Selon les premiers éléments disponibles, les choses se sont accélérées samedi matin lorsque les preneurs d’otages ont réalisé qu’aucune de leurs revendications ne sera satisfaite. Des otages occidentaux, ceinturés d’explosifs, ont commencé à être sacrifié. Les forces armées algériennes, composées selon toute vraisemblance de nombreux hommes du Groupe d’Intervention Spécial (GIS) et appuyés par de nombreux blindés et hélicoptères aperçus dans la zone, ont alors tenté un assaut pour sauver des otages. C’est au cours de cette opération qu’un français a été tué par les ravisseurs, Yann Desjeux était un ancien militaire du 1er RPIMa qui continuait à effectuer des missions de sécurité privée sur ce site pétrolier. D’après les premiers témoignages, l’homme se serait sacrifié pour sauver la vie d’autres otages.

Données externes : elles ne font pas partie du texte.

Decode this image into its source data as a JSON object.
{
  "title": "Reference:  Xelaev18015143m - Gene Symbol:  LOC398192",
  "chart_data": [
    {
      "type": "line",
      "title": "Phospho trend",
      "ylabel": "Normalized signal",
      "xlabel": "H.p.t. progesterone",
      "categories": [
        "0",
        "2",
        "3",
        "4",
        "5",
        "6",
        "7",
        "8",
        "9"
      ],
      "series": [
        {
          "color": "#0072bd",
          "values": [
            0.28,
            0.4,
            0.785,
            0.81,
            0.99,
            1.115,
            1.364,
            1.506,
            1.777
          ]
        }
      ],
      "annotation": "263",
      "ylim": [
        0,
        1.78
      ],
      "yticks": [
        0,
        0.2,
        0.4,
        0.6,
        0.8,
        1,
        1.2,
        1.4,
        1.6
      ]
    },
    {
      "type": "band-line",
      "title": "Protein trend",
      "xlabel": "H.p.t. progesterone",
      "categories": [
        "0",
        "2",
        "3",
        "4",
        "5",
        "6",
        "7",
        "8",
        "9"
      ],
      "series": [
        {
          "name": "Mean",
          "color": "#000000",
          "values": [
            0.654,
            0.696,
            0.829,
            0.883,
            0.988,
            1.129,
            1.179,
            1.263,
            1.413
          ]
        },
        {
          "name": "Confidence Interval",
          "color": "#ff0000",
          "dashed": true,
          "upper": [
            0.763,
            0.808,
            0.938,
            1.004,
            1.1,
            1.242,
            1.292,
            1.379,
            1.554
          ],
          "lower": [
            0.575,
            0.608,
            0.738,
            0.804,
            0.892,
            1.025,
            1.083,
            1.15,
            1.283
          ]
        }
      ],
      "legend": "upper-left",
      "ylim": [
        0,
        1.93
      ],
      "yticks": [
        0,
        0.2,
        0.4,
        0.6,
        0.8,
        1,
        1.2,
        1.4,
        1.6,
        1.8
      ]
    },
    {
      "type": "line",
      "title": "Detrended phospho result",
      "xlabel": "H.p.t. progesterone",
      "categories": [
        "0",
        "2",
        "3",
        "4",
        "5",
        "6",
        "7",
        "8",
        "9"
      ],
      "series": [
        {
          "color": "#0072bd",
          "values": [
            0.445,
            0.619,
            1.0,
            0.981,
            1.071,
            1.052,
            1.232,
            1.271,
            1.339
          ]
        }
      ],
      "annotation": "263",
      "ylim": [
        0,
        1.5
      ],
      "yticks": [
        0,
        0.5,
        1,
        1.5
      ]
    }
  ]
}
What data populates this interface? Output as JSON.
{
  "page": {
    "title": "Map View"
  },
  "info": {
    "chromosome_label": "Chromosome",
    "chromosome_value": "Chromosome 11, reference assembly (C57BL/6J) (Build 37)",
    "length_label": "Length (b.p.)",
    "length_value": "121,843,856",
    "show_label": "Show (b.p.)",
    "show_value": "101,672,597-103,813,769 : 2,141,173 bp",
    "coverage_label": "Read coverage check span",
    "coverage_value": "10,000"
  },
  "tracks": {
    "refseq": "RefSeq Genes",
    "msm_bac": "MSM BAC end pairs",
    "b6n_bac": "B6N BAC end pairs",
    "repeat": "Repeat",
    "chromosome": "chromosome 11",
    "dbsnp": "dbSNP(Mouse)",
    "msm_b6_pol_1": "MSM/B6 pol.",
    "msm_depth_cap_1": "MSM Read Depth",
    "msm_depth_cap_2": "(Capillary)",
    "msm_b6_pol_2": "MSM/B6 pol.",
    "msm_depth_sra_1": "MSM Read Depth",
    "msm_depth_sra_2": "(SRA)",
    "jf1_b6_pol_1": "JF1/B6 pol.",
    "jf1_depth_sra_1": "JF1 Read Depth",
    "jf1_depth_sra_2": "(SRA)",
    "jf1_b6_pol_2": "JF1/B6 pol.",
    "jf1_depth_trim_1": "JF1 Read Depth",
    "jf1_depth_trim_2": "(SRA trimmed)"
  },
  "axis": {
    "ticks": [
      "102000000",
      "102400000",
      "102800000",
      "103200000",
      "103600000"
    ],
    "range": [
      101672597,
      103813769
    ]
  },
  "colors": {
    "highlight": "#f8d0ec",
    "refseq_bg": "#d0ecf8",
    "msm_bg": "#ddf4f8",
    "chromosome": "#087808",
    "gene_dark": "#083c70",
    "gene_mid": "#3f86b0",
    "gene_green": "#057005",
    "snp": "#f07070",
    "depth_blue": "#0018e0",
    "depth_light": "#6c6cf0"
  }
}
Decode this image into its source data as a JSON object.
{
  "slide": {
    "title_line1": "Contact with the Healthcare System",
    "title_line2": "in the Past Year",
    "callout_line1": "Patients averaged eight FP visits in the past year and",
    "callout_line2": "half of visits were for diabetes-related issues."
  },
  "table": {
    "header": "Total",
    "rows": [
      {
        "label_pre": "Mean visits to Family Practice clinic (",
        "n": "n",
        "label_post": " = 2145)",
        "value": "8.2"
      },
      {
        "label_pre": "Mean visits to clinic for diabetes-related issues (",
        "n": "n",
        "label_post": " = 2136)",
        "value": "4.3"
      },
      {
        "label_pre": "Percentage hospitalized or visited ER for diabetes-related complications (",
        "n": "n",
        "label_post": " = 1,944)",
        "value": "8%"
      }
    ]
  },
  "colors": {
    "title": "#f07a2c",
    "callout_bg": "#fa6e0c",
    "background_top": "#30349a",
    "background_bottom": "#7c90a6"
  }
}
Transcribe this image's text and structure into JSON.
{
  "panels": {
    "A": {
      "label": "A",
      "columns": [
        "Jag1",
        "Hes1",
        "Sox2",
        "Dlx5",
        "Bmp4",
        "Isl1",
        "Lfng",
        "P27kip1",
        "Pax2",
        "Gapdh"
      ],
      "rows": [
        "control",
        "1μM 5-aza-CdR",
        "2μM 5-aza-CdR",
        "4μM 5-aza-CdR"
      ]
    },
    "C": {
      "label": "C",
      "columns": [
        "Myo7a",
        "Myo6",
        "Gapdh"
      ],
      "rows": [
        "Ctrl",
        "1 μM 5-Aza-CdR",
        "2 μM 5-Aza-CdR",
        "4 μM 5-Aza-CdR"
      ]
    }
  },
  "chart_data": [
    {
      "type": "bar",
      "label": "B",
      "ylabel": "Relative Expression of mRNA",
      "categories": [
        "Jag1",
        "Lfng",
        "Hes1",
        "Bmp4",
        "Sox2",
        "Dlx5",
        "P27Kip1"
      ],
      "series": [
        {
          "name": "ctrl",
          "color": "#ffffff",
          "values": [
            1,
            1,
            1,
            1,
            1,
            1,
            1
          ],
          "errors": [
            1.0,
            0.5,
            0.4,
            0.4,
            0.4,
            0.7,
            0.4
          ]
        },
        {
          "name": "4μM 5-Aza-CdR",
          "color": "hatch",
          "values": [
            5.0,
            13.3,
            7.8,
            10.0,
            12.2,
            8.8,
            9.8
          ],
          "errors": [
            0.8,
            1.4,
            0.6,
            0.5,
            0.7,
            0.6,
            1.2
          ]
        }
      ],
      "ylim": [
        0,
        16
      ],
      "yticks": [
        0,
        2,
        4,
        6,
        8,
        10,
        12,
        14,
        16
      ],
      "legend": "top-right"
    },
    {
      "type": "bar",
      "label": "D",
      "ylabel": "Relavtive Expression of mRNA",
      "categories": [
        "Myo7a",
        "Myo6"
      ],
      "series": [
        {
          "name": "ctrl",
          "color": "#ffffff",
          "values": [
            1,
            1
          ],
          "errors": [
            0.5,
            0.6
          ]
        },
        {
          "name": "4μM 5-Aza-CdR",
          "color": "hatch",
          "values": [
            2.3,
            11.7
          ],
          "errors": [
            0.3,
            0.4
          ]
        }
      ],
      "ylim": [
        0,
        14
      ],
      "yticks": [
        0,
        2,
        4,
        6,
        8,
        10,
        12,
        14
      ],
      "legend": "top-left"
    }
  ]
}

Comment résoudre une prise d’otages massive (POM) ? 

Tous les moyens ont été mobilisés en très peu de temps, on est pourtant en droit de s’interroger sur la tactique adoptée par l’armée algérienne pour résoudre cette crise exceptionnelle par le nombre d’otages concernés, la configuration du site et ses difficultés d’accès en plein désert. Aucun pays n’est vraiment préparé à une telle crise, mis à part quelques Etats dont la France qui bénéficie d’unités d’intervention qui se préparent à de tels scénarios catastrophes depuis les attaques à Bombay en 2008. La prise d’otages d’In Amenas risque d’ailleurs de figurer bientôt au menu des scénarios à étudier.

Une POM demande des moyens techniques et mobiles (blindés, hélicoptères, avions) d’envergure, des hommes préparés à une action très ciblée et formés à des procédures très particulières. Sans entrer dans des détails confidentiels, point trop n’en faut, imperméabiliser la zone constitue une première étape afin de « geler l’ensemble et éviter une propagation de la crise », nous explique un spécialiste. Vient ensuite une phase d’observation humaine et technique pour identifier les otages, les preneurs d’otages ainsi que les interactions  entre eux. Si possible, une négociation est engagée, ce n’est pas un point fort des algériens répétant de toute façon au cours de la crise « qu’on ne négocie pas avec les terroristes ». Dans certains cas, elle peut permettre de gagner du temps et d’obtenir d’éventuelles libérations d’otages en échange d’eau ou de nourriture. Des cas de figure déjà rencontrées lors de plusieurs prises d’otages dans le passé. « Il ne faut pas rêver, cette phase peut aussi permettre de bluffer et duper l’adversaire pour détourner son attention, comme cela a déjà pu se produire sur des forcenés ou des preneurs d’otages », précise un autre spécialiste de cette question souhaitant conserver l’anonymat. Dans le cas extrême où une action de vive force est nécessaire pour préserver la vie des otages, l’assaut est configuré selon les renseignements obtenus au cours des phases précédentes (négociation, renseignement humain, etc). Une phase critique consiste aussi à s’assurer de la présence d’aucun ravisseur parmi les otages libérés.

 « Un tel engagement demande beaucoup de mois de préparation pour les hommes entraînés sur ces crises de très haute intensité qui ont fatalement très peu de chances de se produire », confie ce même spécialiste. Une prise d’otages en France comme celle en Algérie nécessiterait un déploiement inédit d’unités spécialisées, décidée par les plus hautes autorités de l’Etats, de la police (RAID, GIPN), de la gendarmerie (GIGN, PI2G) et de Forces Spéciales pouvant être coordonnées notamment autour de l’Unité de coordination des forces d’intervention (UCOFI) dédiée à apporter des conseils et des arbitrages au ministère de l’Intérieur. Un scénario tout à fait crédible face à une menace terroriste élevée permanente et un plan vigipirate au bord de l’écarlate. Cet évènement à In Amenas demandera à s’adapter à une nouvelle forme de menace de prises d’otages géantes sur des sites sensibles pouvant frapper les intérêts d’un Etat sur son sol ou, plus facilement, à l’étranger. Un retour d’expérience qui s’annonce plus qu’instructif.